The Search For Perfection

Pitt men's basketball coach Jamie Dixon, like most among his peers, is a perfectionist in every area.

Since Pittsburgh is 9-0 and ranked third nationally, one might believe that Dixon has been successful this season, but that's just not the case. Just ask senior forward Tyrell Biggs.

"With Coach Dixon, it's always defense,'' Biggs said. "We work on head fakes and ball screens, blitzing, things like that, but he's definitely a perfectionist. He wants everything to be perfect. At 99 percent, that's good, but he wants it to be 100 percent. That's better. But that's good.

"It gets us going and keeps us aggressive in practice. (And) I feel like with a couple more games, we'll be ready for the Big East. But practice, that really gets us ready for the Big East. Coach Dixon's killing us in practice, making sure we're working hard, and sometimes practice is harder than the games.''

Dixon is a coach that subscribes to the theory that a team plays how it practices, and that's where the Panthers' younger plays earn game time. And they can do that with aggressive defensive play. In the 29-point win against Vermont, a team Dixon still believes is better than the final score indicated, Pitt had some breakdowns on the defensive end.

So, that was the focus during practice this week. There also was some work on the Panthers' motion offense.

"I guess the area we need to improve is our weak-side defense,'' Dixon said. "And to me, we're almost to the point where our unselfishness has us forcing some passes. So, that's the biggest thing on the offensive end.

"We need to take the open shot if we get it after making some passes, so that's what we're working on.''

While Dixon contends that Pitt's non-conference schedule is among the toughest in the nation, always playing teams believed to be picked to win their respective conferences, it certainly hasn't been difficult for the Panthers. They have started the season 9-0 for the seventh straight year and have beaten teams by nearly 22 points per game on average.
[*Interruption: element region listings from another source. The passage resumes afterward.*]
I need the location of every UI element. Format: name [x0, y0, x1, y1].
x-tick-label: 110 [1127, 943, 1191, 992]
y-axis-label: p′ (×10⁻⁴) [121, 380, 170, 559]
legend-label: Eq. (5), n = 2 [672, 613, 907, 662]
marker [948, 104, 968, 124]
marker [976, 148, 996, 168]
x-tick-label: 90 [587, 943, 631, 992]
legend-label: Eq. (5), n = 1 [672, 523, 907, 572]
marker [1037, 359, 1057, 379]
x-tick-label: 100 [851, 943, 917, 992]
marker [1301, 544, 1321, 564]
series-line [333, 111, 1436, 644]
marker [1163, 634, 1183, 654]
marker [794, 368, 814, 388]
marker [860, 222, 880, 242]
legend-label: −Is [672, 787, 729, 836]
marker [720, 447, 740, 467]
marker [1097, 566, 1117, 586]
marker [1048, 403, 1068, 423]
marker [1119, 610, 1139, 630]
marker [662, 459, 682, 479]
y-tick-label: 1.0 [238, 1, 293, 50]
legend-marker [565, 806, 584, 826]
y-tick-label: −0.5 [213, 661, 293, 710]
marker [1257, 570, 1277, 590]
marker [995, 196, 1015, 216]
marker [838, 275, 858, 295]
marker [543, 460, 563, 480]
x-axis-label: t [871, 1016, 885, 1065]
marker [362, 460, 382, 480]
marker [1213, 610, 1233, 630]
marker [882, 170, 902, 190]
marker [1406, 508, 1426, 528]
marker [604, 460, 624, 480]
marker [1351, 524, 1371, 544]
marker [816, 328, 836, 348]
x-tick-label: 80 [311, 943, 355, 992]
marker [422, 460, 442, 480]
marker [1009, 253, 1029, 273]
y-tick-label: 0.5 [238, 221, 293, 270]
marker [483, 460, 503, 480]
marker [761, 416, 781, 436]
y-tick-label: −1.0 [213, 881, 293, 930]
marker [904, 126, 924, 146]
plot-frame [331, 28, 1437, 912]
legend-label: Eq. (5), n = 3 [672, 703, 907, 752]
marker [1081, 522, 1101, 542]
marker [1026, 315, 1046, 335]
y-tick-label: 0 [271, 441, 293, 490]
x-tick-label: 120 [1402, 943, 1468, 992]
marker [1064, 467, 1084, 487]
Pitt, which plays host to Maryland-Baltimore County Saturday at 7 at the Petersen Events Center, has a strength of schedule ranking at No. 17. That fluctuates daily, but it's also padded by the team's upcoming Big East schedule.

The Panthers open Conference play Dec. 31 at 2 p.m. at Rutgers, but they have three more non-conference opponents remaining in UMBC, Siena (Dec. 17) and at Florida State (Dec. 21), clearly the most difficult matchup.

"You want to be healthy, win games and get better,'' Dixon said. "You want to play good people, and I think we've done that while we've gotten better. I think we've put ourselves in a good position. Our RPI is 3 (actually 4), and our strength of schedule is 27th (19). So, you can't have everything.

"But when a third of your conference is ranked teams, that takes out most of them. When we lose, the other ones become ranked. So, that's how it works. So, we've done all right so far, and I think we've improved. And our young guys have gotten better, and that's the most important things.''

Pitt sophomore guard Bradley Wanamaker has watched a lot of college basketball this season and not just video on the Panthers' upcoming opponent. He and his teammates get together to watch their Big East brethren any time they can, and Wanamaker believes Pitt has just played well against some tough competition.

"I believe some of the teams that we play are going to be NCAA Tournament teams,'' Wanamaker said. "So, I believe that we play good enough teams so we'll be ready for the Big East. I actually watch some of the other games sometimes ... we do that just to see what our upcoming opponents are doing so we can see what we'll have to do when we play against them.

"(And) I think the Big East teams are doing all right. We actually cheer them on when they play other teams. They represent the Big East. When we play each other, our feelings change, but most of the players on our team have friends on the other (Big East) teams. So, we want them to do well until they play us. (And) I believe they all feel the same way.''

That's probably not as safe a bet, but Biggs believes that by watching a lot of games and playing against teams with different styles the Panthers can hone their skills no matter how competitive the opposition is in a game.

"I think we've done all right, but we've really focused a lot on their different styles of play and trying to guard it the best way possible,'' Biggs said. "And I think we've done a good job so far. Our attitude is that we want to keep working hard. We know we're in a good position right now. We're (ranked) No. 3 in the country, and we're playing pretty well.

"Maybe we could click on a few things a little better at this early point in the season, but we'll keep working hard in practice and try to get better every week. We've missed a lot of open shots, but we're working on it, trying to shoot better than we have. And we're getting good shots. Maybe we're forcing it a little on offense, but ... we'll keep working on it.''

That's the only way to get closer to perfection.